Dr. Mereu talked of several factors that contribute to spinal cord injuries in Nepal. These include: the method of transporting cargo on people’s backs using wide fabric straps anchored to foreheads; falls from trees and cliffs while trying to find food to feed animals; falls from buildings where upper floors are not fitted with railings or are under construction; falls from overcrowded bus roofs onto potholed roads; motor vehicle accidents; and two major earthquakes in 2015. Falls are the major cause of spinal cord injury in the country; they account for 64 per cent of injuries.

During her most recent trip to Nepal, Dr. Mereu made numerous remote home visits to spinal cord patients.

“On my first day, I visited three patients,” she recalled, “including one we had to hike about an hour and a half to reach. Two had been hurt during earthquakes; and one was housebound with a terrible wheelchair. Yet another had a large pressure ulcer that ended up requiring surgery.”

Dr. Mereu also went on team rounds at SIRC, in which—unlike here—all staff participate.
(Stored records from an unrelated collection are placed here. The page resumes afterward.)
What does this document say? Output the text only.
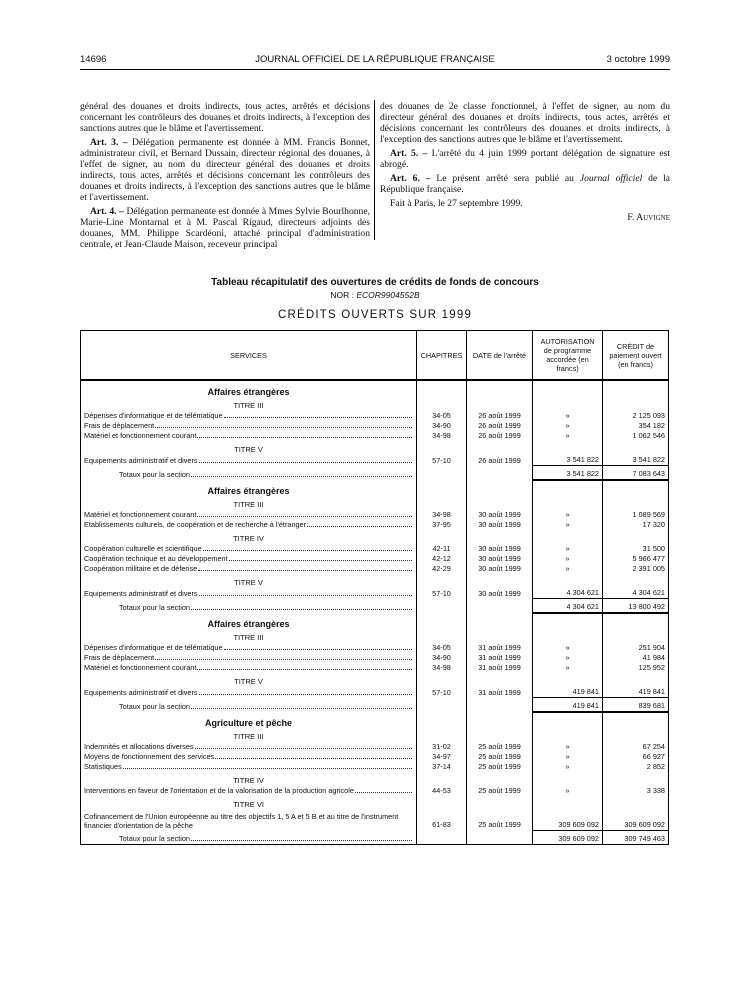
14696	JOURNAL OFFICIEL DE LA RÉPUBLIQUE FRANÇAISE	3 octobre 1999

général des douanes et droits indirects, tous actes, arrêtés et décisions concernant les contrôleurs des douanes et droits indirects, à l'exception des sanctions autres que le blâme et l'avertissement.

Art. 3. – Délégation permanente est donnée à MM. Francis Bonnet, administrateur civil, et Bernard Dussain, directeur régional des douanes, à l'effet de signer, au nom du directeur général des douanes et droits indirects, tous actes, arrêtés et décisions concernant les contrôleurs des douanes et droits indirects, à l'exception des sanctions autres que le blâme et l'avertissement.

Art. 4. – Délégation permanente est donnée à Mmes Sylvie Bourlhonne, Marie-Line Montarnal et à M. Pascal Rigaud, directeurs adjoints des douanes, MM. Philippe Scardéoni, attaché principal d'administration centrale, et Jean-Claude Maison, receveur principal

des douanes de 2e classe fonctionnel, à l'effet de signer, au nom du directeur général des douanes et droits indirects, tous actes, arrêtés et décisions concernant les contrôleurs des douanes et droits indirects, à l'exception des sanctions autres que le blâme et l'avertissement.

Art. 5. – L'arrêté du 4 juin 1999 portant délégation de signature est abrogé.

Art. 6. – Le présent arrêté sera publié au Journal officiel de la République française.

Fait à Paris, le 27 septembre 1999.

F. Auvigne

Tableau récapitulatif des ouvertures de crédits de fonds de concours
NOR : ECOR9904552B
CRÉDITS OUVERTS SUR 1999
SERVICES	CHAPITRES	DATE de l'arrêté	AUTORISATION de programme accordée (en francs)	CRÉDIT de paiement ouvert (en francs)
Affaires étrangères				
TITRE III				

Dépenses d'informatique et de télématique	34-05	26 août 1999	»	2 125 093

Frais de déplacement	34-90	26 août 1999	»	354 182

Matériel et fonctionnement courant	34-98	26 août 1999	»	1 062 546
TITRE V				

Equipements administratif et divers	57-10	26 août 1999	3 541 822	3 541 822

Totaux pour la section			3 541 822	7 083 643
Affaires étrangères				
TITRE III				

Matériel et fonctionnement courant	34-98	30 août 1999	»	1 089 569

Etablissements culturels, de coopération et de recherche à l'étranger	37-95	30 août 1999	»	17 320
TITRE IV				

Coopération culturelle et scientifique	42-11	30 août 1999	»	31 500

Coopération technique et au développement	42-12	30 août 1999	»	5 966 477

Coopération militaire et de défense	42-29	30 août 1999	»	2 391 005
TITRE V				

Equipements administratif et divers	57-10	30 août 1999	4 304 621	4 304 621

Totaux pour la section			4 304 621	13 800 492
Affaires étrangères				
TITRE III				

Dépenses d'informatique et de télématique	34-05	31 août 1999	»	251 904

Frais de déplacement	34-90	31 août 1999	»	41 984

Matériel et fonctionnement courant	34-98	31 août 1999	»	125 952
TITRE V				

Equipements administratif et divers	57-10	31 août 1999	419 841	419 841

Totaux pour la section			419 841	839 681
Agriculture et pêche				
TITRE III				

Indemnités et allocations diverses	31-02	25 août 1999	»	67 254

Moyens de fonctionnement des services	34-97	25 août 1999	»	66 927

Statistiques	37-14	25 août 1999	»	2 852
TITRE IV				

Interventions en faveur de l'orientation et de la valorisation de la production agricole	44-53	25 août 1999	»	3 338
TITRE VI				
Cofinancement de l'Union européenne au titre des objectifs 1, 5 A et 5 B et au titre de l'instrument financier d'orientation de la pêche	61-83	25 août 1999	309 609 092	309 609 092

Totaux pour la section			309 609 092	309 749 463
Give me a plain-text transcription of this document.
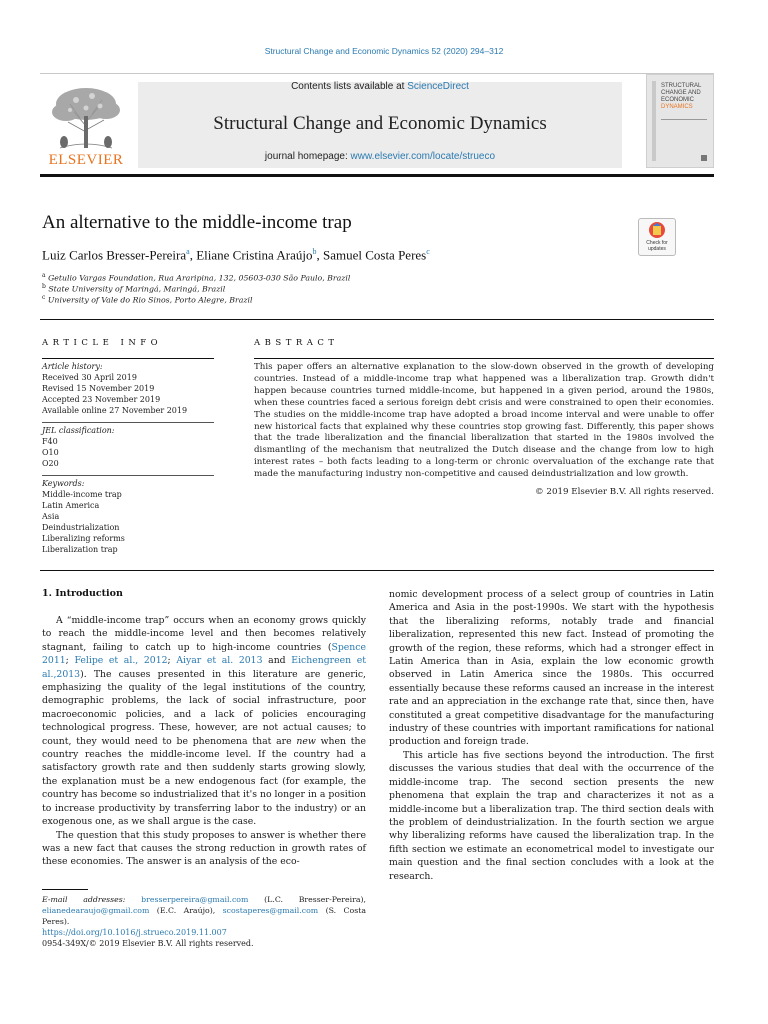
Structural Change and Economic Dynamics 52 (2020) 294–312
ELSEVIER
Contents lists available at ScienceDirect
Structural Change and Economic Dynamics
journal homepage: www.elsevier.com/locate/strueco
STRUCTURAL
CHANGE AND
ECONOMIC
DYNAMICS
An alternative to the middle-income trap
Check for
updates
Luiz Carlos Bresser-Pereira$^a$, Eliane Cristina Araújo$^b$, Samuel Costa Peres$^c$
$^a$ Getulio Vargas Foundation, Rua Araripina, 132, 05603-030 São Paulo, Brazil
$^b$ State University of Maringá, Maringá, Brazil
$^c$ University of Vale do Rio Sinos, Porto Alegre, Brazil
ARTICLE INFO
Article history:
Received 30 April 2019
Revised 15 November 2019
Accepted 23 November 2019
Available online 27 November 2019
JEL classification:
F40
O10
O20
Keywords:
Middle-income trap
Latin America
Asia
Deindustrialization
Liberalizing reforms
Liberalization trap
ABSTRACT
This paper offers an alternative explanation to the slow-down observed in the growth of developing countries. Instead of a middle-income trap what happened was a liberalization trap. Growth didn't happen because countries turned middle-income, but happened in a given period, around the 1980s, when these countries faced a serious foreign debt crisis and were constrained to open their economies. The studies on the middle-income trap have adopted a broad income interval and were unable to offer new historical facts that explained why these countries stop growing fast. Differently, this paper shows that the trade liberalization and the financial liberalization that started in the 1980s involved the dismantling of the mechanism that neutralized the Dutch disease and the change from low to high interest rates – both facts leading to a long-term or chronic overvaluation of the exchange rate that made the manufacturing industry non-competitive and caused deindustrialization and low growth.
© 2019 Elsevier B.V. All rights reserved.
1. Introduction

A “middle-income trap” occurs when an economy grows quickly to reach the middle-income level and then becomes relatively stagnant, failing to catch up to high-income countries (Spence 2011; Felipe et al., 2012; Aiyar et al. 2013 and Eichengreen et al.,2013). The causes presented in this literature are generic, emphasizing the quality of the legal institutions of the country, demographic problems, the lack of social infrastructure, poor macroeconomic policies, and a lack of policies encouraging technological progress. These, however, are not actual causes; to count, they would need to be phenomena that are new when the country reaches the middle-income level. If the country had a satisfactory growth rate and then suddenly starts growing slowly, the explanation must be a new endogenous fact (for example, the country has become so industrialized that it's no longer in a position to increase productivity by transferring labor to the industry) or an exogenous one, as we shall argue is the case.

The question that this study proposes to answer is whether there was a new fact that causes the strong reduction in growth rates of these economies. The answer is an analysis of the eco-

nomic development process of a select group of countries in Latin America and Asia in the post-1990s. We start with the hypothesis that the liberalizing reforms, notably trade and financial liberalization, represented this new fact. Instead of promoting the growth of the region, these reforms, which had a stronger effect in Latin America than in Asia, explain the low economic growth observed in Latin America since the 1980s. This occurred essentially because these reforms caused an increase in the interest rate and an appreciation in the exchange rate that, since then, have constituted a great competitive disadvantage for the manufacturing industry of these countries with important ramifications for national production and foreign trade.

This article has five sections beyond the introduction. The first discusses the various studies that deal with the occurrence of the middle-income trap. The second section presents the new phenomena that explain the trap and characterizes it not as a middle-income but a liberalization trap. The third section deals with the problem of deindustrialization. In the fourth section we argue why liberalizing reforms have caused the liberalization trap. In the fifth section we estimate an econometrical model to investigate our main question and the final section concludes with a look at the research.

E-mail addresses: bresserpereira@gmail.com (L.C. Bresser-Pereira), elianedearaujo@gmail.com (E.C. Araújo), scostaperes@gmail.com (S. Costa Peres).
https://doi.org/10.1016/j.strueco.2019.11.007
0954-349X/© 2019 Elsevier B.V. All rights reserved.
By the time rounds are done, all the work has been completed or delegated.

“Though doctors and staff provide the professional and technical care, family members do everything else including feeding their loved one,” she explained. “Patients pay for everything (e.g., pills, food, and care); nothing is free. Those who have a bit more money are charged a little more to offset the costs for the lower-income patients. No one had a problem with that; it’s a very communal society.”

Our VPSA Unique Lives in Medicine luncheons are an opportunity for members to connect and share their passion. It was clear from her energy and how many physicians lingered after her presentation that Dr. Mereu cares deeply about the work and the people and friends she made while in Nepal. No one would be surprised to see her there again.